# Surface integral of half sphere

1. Dec 21, 2008

### JamesMay

1. The problem statement, all variables and given/known data

I am trying to sort out surface integrals in my head, and have become more confused when attempting to calculate the surface integral of a hemisphere. I am getting confused about which values to use as boundaries.

2. Relevant equations

da=R^2 sinθdθdφ

3. The attempt at a solution

To get half a sphere I integrated dφ between 0 and 2pi, and integrated sinθdθ between 0 and pi/2.

This gives R^2*0*2pi=0

Whereas if I integrate dφ between 0 and pi, and integrate sinθdθ between 0 and pi i get

R^2*1*pi

which is the answer I am looking for but shouldn't I get the same using both sets of boundary values? Confused...

2. Dec 21, 2008

### HallsofIvy

Staff Emeritus
??? Not if you integrate correctly! $d\phi$, integrated from 0 to $2\pi$ is, of course, $2\pi$ and $sin\theta d\theta$ integrated from 0 to $\pi/2$ is $-cos\theta$ evaluated between 0 and $2\pi$: -(0- (1))= 1, not 0. The half sphere area is $2\pi R^2$.

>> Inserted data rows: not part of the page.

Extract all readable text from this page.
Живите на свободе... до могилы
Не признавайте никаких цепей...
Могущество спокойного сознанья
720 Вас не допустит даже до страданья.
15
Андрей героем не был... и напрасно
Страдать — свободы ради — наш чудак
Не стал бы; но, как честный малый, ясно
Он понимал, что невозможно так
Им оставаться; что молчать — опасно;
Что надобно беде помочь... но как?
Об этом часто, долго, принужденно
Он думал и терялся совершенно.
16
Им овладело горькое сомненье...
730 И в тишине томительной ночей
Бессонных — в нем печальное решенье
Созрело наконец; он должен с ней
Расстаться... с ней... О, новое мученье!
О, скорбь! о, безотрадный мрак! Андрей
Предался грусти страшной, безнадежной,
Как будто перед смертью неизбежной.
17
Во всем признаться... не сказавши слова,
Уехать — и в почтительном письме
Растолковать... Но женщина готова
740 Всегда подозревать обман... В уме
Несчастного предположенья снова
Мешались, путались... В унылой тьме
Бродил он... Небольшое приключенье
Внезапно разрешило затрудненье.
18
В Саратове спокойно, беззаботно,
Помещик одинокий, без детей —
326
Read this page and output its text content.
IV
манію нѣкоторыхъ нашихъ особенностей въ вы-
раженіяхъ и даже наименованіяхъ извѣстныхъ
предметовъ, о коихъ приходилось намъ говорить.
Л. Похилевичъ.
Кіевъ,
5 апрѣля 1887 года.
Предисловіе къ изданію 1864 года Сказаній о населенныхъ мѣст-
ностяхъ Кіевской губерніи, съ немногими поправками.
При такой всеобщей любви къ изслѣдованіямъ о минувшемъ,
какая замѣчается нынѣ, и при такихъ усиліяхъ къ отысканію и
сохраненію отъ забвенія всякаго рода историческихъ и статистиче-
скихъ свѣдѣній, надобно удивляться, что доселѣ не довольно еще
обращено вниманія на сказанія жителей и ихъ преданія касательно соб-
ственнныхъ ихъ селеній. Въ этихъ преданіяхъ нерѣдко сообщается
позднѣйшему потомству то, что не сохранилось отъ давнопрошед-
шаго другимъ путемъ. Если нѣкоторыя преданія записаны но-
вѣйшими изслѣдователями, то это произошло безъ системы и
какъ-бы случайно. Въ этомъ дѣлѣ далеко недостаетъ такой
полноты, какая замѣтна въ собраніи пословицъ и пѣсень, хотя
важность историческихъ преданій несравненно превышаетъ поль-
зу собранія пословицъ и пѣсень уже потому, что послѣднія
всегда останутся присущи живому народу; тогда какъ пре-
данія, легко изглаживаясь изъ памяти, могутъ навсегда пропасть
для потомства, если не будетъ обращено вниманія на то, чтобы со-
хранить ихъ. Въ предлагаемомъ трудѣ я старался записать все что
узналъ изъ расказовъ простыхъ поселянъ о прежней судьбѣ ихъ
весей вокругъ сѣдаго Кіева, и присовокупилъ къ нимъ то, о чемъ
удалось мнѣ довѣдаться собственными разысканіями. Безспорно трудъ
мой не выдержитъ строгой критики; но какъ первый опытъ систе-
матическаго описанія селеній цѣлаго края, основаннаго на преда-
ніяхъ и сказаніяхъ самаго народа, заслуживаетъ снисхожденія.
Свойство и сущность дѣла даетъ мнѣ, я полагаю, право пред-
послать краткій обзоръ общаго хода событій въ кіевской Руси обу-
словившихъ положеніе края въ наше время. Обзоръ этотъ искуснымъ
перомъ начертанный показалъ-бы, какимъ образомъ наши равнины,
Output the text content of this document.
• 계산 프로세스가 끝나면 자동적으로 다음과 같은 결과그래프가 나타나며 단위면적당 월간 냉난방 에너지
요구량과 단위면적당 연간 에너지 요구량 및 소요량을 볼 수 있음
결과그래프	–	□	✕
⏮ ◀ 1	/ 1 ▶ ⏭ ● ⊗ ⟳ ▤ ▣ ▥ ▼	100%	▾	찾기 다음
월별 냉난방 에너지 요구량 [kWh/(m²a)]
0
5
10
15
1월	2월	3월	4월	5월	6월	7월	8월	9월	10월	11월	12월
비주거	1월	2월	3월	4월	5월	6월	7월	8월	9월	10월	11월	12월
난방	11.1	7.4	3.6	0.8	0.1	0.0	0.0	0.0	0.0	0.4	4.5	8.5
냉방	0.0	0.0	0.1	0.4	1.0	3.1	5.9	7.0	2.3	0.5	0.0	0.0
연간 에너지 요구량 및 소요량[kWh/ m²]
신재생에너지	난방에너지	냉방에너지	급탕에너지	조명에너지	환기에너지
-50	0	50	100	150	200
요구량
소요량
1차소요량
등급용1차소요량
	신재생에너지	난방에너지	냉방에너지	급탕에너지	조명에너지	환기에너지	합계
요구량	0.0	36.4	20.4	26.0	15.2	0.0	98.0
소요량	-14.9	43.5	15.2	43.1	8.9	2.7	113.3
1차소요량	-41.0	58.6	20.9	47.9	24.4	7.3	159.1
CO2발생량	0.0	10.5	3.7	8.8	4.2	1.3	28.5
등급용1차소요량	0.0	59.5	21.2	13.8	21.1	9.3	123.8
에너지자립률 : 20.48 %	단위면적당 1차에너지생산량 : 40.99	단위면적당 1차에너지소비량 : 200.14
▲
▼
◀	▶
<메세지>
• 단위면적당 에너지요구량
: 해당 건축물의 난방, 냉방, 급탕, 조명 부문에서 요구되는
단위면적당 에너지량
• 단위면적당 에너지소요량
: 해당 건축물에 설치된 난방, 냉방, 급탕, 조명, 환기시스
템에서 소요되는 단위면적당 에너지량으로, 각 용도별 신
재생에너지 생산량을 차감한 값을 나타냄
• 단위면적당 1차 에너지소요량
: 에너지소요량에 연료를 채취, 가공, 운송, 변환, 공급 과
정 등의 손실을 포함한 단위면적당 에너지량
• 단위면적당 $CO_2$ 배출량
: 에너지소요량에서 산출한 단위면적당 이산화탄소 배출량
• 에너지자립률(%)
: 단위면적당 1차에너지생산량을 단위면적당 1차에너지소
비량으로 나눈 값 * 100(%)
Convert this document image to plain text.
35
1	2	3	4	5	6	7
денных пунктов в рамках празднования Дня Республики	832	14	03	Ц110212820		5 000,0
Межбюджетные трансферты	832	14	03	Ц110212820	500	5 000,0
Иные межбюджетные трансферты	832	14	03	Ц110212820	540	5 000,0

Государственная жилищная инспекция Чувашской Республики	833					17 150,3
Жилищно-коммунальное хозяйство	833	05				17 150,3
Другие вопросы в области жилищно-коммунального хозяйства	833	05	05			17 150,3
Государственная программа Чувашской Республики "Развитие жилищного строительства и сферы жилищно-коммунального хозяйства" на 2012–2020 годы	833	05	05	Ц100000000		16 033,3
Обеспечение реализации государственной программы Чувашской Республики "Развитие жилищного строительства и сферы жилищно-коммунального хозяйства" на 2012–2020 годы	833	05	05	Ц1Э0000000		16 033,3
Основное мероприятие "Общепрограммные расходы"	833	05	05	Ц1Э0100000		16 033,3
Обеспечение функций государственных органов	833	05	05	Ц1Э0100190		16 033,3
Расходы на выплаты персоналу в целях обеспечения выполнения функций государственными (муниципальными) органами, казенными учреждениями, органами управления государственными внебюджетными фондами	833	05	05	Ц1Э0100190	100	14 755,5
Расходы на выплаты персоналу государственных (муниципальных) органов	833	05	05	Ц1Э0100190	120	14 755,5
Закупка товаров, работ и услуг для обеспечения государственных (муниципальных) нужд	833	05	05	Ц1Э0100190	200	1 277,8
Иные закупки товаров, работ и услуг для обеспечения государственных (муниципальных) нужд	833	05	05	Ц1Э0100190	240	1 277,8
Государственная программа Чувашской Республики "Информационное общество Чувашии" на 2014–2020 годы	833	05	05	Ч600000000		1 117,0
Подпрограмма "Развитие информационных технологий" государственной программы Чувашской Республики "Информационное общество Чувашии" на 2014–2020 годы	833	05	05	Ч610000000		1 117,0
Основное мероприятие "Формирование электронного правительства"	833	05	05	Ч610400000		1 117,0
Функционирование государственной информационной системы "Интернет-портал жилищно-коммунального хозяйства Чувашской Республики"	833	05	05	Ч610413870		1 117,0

If, instead, you integrate $d\phi$ from 0 to $\pi$ and $sin\theta d\theta$ from 0 to $\pi$ you get $\pi$ for the first integral and $-cos(\theta)$ evaluated from 0 to $\pi$, which is -(-1- (1))= 2 for the second, again getting $2\pi R^2$.

3. Dec 21, 2008

### JamesMay

Oh right, I always forget that cos(0) isn't just 0. You would think I'd have learnt that by now. Thanks!